Ci sono certi contenuti che hanno più probabilità di essere moderati o di essere rimossi di altri. Questa è la realtà, anche in risposta a pressioni dei governi. Tutto ha inizio con la pandemia: le piattaforme hanno introdotto nei loro contratti misure per combattere la disinformazione sul Covid. Queste norme sono state usate poi in modo molto largo. Noi abbiamo documentato vari casi in cui risultava sufficiente una minima critica alla politica ufficiale di un governo per vedere il contenuto rimosso. Adesso questo accade con alcuni temi politicamente sensibili, la guerra in Ucraina ma non solo, anche per esempio l’indipendenza del Kurdistan e il caso Cospito. Davanti a tutte queste vicende legate a un dibattito politico acceso, molto diviso, le piattaforme di fatto censurano e rimuovono contenuti che non rientrano nella definizione di disinformazione o hate speech.
Per l’Europa, Meta sta valutando una versione premium a pagamento di Instagram e Facebook senza pubblicità. I social cercano di risolvere i problemi legati alla privacy, iniziando a far pagare agli utenti i loro servizi finora gratuiti?
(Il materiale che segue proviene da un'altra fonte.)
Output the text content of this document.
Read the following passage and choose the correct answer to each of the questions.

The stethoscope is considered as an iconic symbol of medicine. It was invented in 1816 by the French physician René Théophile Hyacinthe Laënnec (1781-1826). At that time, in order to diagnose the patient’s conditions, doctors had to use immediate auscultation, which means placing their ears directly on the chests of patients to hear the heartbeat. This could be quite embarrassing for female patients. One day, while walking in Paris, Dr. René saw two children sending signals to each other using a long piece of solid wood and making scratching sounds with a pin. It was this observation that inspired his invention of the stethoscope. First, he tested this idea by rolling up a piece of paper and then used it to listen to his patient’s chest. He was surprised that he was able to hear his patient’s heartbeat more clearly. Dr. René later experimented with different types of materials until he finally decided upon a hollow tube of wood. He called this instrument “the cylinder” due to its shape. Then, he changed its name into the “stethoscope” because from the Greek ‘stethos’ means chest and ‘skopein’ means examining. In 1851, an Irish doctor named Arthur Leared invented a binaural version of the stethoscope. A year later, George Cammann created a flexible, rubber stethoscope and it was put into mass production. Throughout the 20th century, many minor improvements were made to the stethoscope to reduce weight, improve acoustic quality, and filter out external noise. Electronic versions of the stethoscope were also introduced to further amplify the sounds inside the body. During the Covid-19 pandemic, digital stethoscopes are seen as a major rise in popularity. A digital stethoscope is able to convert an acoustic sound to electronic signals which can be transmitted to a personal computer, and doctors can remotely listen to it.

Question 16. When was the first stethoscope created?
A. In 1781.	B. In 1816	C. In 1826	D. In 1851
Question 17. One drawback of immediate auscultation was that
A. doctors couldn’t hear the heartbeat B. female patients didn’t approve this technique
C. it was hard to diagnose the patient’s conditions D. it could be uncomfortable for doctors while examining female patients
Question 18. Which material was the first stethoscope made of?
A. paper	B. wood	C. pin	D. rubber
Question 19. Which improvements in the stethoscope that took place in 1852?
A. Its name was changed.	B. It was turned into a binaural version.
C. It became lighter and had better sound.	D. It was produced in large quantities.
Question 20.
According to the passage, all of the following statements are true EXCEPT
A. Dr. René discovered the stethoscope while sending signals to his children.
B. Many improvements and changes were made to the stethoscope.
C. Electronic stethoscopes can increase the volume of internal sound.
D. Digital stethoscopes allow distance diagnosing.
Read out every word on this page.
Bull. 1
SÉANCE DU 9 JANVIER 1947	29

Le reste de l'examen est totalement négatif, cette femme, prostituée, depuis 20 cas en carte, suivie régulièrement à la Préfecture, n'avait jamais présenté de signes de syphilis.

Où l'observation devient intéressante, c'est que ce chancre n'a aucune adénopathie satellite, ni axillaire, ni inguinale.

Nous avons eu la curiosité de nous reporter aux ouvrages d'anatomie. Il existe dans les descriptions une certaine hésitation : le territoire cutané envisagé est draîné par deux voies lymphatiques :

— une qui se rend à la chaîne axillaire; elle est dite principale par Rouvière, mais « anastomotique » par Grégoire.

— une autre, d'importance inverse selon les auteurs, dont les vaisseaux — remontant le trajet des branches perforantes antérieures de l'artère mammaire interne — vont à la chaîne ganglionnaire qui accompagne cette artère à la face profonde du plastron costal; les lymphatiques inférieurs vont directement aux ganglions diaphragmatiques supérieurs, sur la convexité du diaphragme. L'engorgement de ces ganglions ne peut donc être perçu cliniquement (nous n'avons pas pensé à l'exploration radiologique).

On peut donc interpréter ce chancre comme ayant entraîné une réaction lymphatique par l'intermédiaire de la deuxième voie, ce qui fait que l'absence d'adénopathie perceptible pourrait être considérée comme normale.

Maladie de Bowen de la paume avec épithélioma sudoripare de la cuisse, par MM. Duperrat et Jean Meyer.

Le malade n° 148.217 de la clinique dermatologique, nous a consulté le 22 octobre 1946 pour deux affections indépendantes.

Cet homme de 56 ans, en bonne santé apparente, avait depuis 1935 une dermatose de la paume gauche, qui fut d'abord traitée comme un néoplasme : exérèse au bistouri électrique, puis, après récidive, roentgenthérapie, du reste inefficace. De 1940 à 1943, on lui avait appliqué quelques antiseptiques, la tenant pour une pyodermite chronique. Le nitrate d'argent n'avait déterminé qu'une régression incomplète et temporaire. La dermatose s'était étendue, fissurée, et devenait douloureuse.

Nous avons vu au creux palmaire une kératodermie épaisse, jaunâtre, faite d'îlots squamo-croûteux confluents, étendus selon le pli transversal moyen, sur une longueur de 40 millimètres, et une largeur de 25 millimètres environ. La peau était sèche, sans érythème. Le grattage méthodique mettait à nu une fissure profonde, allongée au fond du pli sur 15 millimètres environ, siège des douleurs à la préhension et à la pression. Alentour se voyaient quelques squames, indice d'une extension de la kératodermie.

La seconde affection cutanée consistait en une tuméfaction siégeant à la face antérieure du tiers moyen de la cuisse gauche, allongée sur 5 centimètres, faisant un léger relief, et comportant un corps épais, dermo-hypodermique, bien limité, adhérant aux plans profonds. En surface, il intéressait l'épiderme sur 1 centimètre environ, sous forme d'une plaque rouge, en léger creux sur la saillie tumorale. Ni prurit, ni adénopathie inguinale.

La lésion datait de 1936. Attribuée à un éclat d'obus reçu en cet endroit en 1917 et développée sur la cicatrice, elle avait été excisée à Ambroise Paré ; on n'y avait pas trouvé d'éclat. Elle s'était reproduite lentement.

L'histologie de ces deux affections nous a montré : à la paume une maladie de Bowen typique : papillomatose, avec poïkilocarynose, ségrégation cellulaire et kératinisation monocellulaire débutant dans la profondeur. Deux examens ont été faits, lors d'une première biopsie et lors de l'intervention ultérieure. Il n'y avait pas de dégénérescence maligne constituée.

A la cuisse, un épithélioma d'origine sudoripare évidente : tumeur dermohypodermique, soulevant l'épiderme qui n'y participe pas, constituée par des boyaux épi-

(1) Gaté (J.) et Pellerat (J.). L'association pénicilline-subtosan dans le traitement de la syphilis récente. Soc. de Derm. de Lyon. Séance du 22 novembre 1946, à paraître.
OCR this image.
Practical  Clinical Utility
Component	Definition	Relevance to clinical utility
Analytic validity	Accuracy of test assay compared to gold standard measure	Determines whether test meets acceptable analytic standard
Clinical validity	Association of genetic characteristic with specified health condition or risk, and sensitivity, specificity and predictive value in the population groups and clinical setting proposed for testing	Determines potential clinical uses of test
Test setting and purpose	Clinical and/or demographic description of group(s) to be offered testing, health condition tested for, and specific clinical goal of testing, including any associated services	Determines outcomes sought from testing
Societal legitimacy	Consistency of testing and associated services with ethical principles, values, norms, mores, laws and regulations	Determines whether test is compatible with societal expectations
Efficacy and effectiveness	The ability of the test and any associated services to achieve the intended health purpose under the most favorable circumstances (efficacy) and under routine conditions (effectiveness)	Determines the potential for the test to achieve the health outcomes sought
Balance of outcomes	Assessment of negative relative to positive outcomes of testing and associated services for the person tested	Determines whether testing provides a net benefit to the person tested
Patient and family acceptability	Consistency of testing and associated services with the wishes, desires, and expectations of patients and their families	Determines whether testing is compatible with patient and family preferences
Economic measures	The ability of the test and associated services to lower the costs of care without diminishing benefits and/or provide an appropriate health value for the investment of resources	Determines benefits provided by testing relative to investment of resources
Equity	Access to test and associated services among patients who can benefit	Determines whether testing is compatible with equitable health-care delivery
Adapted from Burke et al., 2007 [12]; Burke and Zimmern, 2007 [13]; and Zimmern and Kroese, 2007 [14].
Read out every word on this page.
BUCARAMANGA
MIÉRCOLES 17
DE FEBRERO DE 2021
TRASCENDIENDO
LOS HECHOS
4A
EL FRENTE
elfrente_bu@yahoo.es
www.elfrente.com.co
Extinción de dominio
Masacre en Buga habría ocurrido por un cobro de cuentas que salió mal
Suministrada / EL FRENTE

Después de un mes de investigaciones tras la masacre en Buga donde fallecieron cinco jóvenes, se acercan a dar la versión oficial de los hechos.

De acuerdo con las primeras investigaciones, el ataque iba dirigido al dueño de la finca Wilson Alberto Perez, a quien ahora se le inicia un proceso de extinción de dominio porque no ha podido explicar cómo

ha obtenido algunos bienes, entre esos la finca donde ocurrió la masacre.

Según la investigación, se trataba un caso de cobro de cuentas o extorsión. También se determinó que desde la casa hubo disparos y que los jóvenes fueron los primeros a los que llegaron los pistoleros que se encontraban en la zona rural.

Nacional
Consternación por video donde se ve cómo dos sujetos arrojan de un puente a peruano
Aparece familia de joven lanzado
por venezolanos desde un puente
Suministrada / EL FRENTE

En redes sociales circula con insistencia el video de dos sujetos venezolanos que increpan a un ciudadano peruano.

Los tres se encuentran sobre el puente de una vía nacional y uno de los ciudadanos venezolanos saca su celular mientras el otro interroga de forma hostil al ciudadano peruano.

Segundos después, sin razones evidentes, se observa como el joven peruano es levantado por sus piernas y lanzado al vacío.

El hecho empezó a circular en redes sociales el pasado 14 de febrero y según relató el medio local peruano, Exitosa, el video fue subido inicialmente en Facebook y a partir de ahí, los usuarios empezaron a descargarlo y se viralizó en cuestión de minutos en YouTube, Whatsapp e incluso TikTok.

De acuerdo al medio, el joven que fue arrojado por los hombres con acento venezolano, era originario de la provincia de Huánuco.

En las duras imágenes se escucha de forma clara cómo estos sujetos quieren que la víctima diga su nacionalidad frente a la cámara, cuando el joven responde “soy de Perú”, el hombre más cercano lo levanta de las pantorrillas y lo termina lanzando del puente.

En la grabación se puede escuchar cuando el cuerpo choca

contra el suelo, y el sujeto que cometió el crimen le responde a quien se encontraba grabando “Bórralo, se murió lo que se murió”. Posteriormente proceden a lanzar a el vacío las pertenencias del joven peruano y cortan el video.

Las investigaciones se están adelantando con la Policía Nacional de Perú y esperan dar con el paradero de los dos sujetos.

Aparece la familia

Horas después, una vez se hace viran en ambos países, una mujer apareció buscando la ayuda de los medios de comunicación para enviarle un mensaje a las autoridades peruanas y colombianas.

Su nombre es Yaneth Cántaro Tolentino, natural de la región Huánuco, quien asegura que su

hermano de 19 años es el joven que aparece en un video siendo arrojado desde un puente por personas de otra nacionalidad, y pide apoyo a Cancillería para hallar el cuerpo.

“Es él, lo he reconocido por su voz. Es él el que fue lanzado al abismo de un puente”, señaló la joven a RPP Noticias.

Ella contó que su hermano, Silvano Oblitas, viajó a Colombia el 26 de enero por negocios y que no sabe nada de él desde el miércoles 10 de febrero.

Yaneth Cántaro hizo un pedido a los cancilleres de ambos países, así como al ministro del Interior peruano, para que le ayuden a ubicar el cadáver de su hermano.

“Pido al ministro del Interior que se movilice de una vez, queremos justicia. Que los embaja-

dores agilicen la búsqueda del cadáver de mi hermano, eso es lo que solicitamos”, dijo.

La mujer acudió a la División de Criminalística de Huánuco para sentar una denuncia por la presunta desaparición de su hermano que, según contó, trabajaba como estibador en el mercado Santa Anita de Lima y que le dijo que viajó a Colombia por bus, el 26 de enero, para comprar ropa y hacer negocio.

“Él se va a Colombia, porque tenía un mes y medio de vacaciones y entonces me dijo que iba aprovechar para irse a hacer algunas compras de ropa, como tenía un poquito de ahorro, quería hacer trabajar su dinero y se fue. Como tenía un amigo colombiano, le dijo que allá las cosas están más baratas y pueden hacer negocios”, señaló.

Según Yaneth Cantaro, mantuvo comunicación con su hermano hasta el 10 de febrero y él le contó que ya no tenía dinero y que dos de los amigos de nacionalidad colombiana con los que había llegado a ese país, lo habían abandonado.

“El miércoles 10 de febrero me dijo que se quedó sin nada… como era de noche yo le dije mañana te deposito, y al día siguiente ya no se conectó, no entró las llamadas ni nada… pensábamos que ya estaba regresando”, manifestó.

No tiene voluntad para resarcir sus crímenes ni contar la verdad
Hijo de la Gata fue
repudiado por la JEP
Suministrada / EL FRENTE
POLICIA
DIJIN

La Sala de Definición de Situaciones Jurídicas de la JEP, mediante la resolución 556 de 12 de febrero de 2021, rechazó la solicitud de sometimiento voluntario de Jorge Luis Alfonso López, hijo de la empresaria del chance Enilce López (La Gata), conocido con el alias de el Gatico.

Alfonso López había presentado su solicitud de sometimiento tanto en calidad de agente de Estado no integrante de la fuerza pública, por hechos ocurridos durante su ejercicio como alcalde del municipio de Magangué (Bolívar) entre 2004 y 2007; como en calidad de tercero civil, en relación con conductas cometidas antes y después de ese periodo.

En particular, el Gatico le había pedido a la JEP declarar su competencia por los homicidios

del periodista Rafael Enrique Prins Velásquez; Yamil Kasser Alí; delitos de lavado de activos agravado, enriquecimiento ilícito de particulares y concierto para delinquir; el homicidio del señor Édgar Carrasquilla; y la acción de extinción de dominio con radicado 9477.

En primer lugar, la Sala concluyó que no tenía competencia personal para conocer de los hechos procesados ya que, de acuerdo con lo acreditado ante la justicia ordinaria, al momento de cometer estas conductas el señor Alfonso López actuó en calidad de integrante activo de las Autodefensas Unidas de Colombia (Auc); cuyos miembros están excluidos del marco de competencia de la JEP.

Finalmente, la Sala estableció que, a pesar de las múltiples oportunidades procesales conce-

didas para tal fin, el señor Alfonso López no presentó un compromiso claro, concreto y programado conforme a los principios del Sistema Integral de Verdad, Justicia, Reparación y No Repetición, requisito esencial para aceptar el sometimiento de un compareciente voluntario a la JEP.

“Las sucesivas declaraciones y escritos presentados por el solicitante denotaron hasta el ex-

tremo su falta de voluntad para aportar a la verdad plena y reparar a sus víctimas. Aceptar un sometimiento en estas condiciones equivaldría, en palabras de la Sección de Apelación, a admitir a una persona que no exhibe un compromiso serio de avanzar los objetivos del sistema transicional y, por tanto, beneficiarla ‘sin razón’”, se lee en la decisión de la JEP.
È un fatto che seguo con attenzione perché effettivamente emerge una novità che sembrerebbe mettere in discussione un modello di business che queste piattaforme hanno utilizzato fin da quando sono nate. Io credo che alla fine nascerà una situazione ibrida: non penso che Meta rinuncerà completamente alla profilazione degli utenti e prenderà vita un livello di privacy probabilmente più rafforzato, quindi verrà chiesto esplicitamente il consenso, cosa che deve già fare adesso con le regole esistenti. Diciamo che alla fine uno paga una versione Premium per avere un livello Premium di rispetto dell’uso dei dati personali, quindi il rispetto della privacy. Però ripeto: non credo che rinunceranno completamente alla profilazione degli utenti e all’uso dei dati per la profilazione, però vedremo, ecco, questo diventerà uno sviluppo interessante.